In 1939, an incensed Illinois judge demanded to know why a prisoner he’d ordered released, one Raymond Scott, had been rearrested. He was told that the attorney general’s office had received a tip that the Illinois Supreme Court was about to overturn the order and send the defendant back to jail. Thus, the prosecutor explained, “we moved to get Scott before he could flee.” The judge announced that he would undertake an investigation into how word of a pending decision got to the attorney general’s office. History does not record the result, but it is surely worth noting that the tip turned out to be wrong. As everyone’s been pointing out, the Supreme Court has hardly been exempt from worry over leaks. A 1919 leak of a pending railroad decision led to profiteering in the stock market, and criminal charges. But the justices have often used more discretion in responding.
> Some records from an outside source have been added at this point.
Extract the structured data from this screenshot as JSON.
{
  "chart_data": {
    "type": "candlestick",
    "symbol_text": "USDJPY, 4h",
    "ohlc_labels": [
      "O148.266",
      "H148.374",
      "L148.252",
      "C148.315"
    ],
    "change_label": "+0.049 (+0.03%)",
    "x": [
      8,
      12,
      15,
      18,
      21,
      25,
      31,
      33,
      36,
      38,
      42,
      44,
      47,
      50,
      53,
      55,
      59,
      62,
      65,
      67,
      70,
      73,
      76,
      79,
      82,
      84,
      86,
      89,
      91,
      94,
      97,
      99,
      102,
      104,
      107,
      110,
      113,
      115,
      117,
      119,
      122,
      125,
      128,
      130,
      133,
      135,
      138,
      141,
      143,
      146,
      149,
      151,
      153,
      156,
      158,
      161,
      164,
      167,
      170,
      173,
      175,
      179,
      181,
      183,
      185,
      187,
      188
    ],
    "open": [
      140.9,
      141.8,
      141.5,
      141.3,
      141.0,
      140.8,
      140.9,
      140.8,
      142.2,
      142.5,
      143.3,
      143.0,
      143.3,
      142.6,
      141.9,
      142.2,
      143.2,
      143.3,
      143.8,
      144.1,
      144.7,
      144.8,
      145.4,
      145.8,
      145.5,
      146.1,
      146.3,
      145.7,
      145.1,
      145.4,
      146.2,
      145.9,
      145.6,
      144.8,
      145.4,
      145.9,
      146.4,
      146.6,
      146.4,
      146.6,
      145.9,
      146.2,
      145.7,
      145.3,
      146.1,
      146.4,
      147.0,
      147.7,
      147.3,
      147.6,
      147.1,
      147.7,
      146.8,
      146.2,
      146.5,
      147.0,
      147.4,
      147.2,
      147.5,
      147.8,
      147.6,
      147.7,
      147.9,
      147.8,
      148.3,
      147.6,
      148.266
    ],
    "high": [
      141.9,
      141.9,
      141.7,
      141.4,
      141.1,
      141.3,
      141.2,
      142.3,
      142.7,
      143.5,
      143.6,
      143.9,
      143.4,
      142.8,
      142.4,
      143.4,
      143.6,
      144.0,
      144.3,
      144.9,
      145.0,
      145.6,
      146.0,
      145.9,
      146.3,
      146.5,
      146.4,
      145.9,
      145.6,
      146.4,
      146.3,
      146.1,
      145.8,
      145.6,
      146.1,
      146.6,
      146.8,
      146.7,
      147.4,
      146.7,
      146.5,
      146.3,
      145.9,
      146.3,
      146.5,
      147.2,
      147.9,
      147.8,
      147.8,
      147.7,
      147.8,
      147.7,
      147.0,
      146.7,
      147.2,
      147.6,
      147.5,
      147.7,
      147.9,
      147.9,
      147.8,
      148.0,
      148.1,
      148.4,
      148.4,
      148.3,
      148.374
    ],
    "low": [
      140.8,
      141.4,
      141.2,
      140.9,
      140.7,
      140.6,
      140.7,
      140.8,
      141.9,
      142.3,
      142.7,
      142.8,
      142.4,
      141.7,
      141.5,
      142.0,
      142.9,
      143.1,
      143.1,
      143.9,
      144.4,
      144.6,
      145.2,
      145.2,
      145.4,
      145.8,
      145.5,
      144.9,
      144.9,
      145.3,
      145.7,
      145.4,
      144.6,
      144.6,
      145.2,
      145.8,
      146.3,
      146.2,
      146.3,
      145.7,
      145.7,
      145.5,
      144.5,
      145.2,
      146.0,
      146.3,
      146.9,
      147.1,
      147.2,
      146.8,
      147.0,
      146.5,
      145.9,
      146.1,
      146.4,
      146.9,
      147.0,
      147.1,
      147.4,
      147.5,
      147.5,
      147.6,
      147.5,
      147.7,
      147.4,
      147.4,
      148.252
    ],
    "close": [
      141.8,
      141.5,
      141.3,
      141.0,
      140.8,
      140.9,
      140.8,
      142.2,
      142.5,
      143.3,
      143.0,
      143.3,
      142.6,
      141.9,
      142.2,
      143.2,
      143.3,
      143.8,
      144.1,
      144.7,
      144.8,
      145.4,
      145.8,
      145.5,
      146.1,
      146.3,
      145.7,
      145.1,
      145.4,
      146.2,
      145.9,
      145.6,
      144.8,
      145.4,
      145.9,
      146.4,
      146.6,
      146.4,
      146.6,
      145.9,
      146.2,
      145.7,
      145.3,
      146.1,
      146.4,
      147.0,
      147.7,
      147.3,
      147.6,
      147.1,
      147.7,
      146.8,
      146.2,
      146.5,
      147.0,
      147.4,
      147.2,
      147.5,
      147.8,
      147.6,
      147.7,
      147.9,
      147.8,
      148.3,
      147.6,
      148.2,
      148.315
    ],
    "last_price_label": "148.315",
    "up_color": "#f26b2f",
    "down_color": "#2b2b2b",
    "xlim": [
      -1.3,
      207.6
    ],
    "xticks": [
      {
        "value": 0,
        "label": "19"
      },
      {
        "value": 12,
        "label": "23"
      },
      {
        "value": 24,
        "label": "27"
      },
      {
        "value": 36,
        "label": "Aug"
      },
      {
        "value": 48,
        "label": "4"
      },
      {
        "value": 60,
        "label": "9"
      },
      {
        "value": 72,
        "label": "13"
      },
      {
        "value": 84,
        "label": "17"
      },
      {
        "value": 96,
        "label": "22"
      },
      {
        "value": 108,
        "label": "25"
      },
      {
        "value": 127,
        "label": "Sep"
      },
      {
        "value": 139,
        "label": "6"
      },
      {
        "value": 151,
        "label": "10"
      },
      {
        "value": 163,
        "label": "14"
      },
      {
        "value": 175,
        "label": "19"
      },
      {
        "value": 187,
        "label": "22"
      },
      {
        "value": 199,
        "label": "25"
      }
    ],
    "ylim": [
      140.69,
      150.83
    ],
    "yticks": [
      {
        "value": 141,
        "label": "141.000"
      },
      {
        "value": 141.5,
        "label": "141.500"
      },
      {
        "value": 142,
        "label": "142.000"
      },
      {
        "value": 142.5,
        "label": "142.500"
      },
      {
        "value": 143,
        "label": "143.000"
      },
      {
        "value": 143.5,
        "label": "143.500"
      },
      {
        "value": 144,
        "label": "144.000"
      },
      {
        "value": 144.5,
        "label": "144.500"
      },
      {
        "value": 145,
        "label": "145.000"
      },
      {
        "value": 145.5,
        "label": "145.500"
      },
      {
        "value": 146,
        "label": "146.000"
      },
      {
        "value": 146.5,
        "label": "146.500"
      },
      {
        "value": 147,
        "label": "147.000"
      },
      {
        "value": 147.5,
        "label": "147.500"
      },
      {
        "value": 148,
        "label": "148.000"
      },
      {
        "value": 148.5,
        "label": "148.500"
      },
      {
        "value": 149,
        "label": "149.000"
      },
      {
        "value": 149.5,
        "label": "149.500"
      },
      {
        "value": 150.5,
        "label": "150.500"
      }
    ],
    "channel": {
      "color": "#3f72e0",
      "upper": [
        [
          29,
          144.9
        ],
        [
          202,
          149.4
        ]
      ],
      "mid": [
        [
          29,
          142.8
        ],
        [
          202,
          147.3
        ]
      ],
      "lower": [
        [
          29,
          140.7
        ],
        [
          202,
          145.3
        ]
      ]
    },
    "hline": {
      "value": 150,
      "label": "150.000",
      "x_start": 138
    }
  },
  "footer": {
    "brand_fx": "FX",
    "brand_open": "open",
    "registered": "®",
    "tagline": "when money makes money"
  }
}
A 1935 Washington Post piece about the justices’ penchant for secrecy refers to a past incident in which, when a leak was suspected, “the court quietly disposed of the matter by internal investigation.”
Since the leak of Justice Alito’s proposed opinion, many outlets have run stories reminding us that the result in Roe itself leaked back in 1973, in an issue of Time magazine that hit the stands shortly before the decision was handed down. Then, too, there was talk among the justices of an internal investigation, perhaps even including lie detector tests. Then, too, there were fears that so intrusive a hunt would shake the foundations of the very institution it was supposed to protect. But we should also remember the denouement. The law clerk in question, appalled at the potential damage to the institution, bravely came forward. He confessed to his boss, Justice Lewis Powell, and offered to resign. Powell forgave his clerk, but sent him to see Chief Justice Warren Burger. Burger gave the young man a stern talking-to and sent him about his business.